Journal article

Community perception of redevelopment changes and its impact on brownfields redevelopment success

North America

Citizens can be resistant to environmental changes which may be disruptive to their ideology, affections, and rootedness to place. Changes may be even more disruptive if citizens perceive them to occur too rapidly. How communities assess these changes in their neighborhoods is linked to their satisfaction or dissatisfaction with initiatives executed. Satisfaction is one mechanism by which individuals respond to environmental and social changes because it embodies judgmental and cognitive processes in how they assess policies that affect their well being. This research purports that citizens’ acceptance of brownfields redevelopment is related to their perception of community improvements.

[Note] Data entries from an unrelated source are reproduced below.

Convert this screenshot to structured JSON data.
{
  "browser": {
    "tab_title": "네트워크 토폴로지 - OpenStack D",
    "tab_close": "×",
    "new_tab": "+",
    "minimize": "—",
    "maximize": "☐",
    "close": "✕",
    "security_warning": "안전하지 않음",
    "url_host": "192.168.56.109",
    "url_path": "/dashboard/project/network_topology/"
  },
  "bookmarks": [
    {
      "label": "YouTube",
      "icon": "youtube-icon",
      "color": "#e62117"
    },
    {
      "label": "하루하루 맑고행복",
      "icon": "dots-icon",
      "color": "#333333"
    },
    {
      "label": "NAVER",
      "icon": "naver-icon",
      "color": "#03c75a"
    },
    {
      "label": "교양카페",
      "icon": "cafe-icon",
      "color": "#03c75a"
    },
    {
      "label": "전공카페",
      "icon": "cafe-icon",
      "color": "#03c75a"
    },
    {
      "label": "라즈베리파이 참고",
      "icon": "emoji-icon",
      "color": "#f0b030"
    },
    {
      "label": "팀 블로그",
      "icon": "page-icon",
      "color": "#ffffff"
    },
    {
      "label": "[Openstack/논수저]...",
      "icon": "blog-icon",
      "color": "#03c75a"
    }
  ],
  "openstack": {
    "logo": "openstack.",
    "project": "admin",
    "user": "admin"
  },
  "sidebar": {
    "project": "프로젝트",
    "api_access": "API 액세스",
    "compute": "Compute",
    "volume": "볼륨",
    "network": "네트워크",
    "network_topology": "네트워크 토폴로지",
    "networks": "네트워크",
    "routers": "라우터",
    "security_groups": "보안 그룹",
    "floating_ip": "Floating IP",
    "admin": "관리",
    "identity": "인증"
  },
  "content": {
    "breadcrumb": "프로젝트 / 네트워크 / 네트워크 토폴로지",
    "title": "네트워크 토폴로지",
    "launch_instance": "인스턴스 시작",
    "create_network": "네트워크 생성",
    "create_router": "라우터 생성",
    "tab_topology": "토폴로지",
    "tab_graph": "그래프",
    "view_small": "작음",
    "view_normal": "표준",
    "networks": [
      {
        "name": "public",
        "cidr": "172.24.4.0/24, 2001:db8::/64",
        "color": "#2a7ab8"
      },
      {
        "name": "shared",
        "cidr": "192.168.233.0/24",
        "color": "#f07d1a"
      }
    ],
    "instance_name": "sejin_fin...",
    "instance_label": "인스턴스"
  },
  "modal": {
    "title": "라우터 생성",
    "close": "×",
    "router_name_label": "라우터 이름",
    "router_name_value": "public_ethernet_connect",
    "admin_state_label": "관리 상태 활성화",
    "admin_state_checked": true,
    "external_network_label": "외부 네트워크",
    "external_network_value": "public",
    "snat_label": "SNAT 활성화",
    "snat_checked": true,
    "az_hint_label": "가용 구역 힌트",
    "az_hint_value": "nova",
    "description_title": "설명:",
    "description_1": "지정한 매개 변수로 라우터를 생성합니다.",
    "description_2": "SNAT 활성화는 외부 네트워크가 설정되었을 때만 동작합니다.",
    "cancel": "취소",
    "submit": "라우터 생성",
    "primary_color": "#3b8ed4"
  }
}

This research therefore uses public satisfaction as a measure in assessing the perception of success of three brownfield redevelopment projects in Passaic County New Jersey. Their perception of satisfaction results after they have objectively assessed attributes of their social and physical environment. This research uses a variety of quantitative tools with supporting qualitative documentation to explain the effects that the community changes have on the neighborhoods’ perceived success of the redevelopment projects. A survey of 129 respondents residing near three brownfields redevelopment projects in three municipalities in Passaic County New Jersey was conducted. The purpose was to discover the relationship between changes in the built environment and social neighborhood and the level of acceptance or satisfaction with the redevelopment project. Affected citizens’ sentiment of what is valued in a prospective and actual redevelopment exercise was sought. To complement the respondents’ ‘observed changes’ public officials, were questioned and Council Minutes were reviewed in each municipality. Minutes dated from before to after the redevelopments and also newspaper reports were perused for mention of any changes that could be attributed to the redevelopments. The results of this survey indicate that citizens regard improvements in the built environment as well as the social environment as highly significant criteria in evaluating brownfields redevelopment beneficial use. Citizens have high expectations from these brownfield redevelopment projects and tend to be more responsive and supportive when more than one observed positive and less negative changes in the built environment were observed. Brownsfield redevelopment projects received ratings that are more positive when the end use is consistent with citizens’ values and lifestyles and not detract from it. Therefore, this research gives insight to policy makers of how this policy is impacting neighborhoods and to provide guidance to assess how they are progressing towards achieving a major brownfields sustainable goal which is improvement in citizens’ quality of life.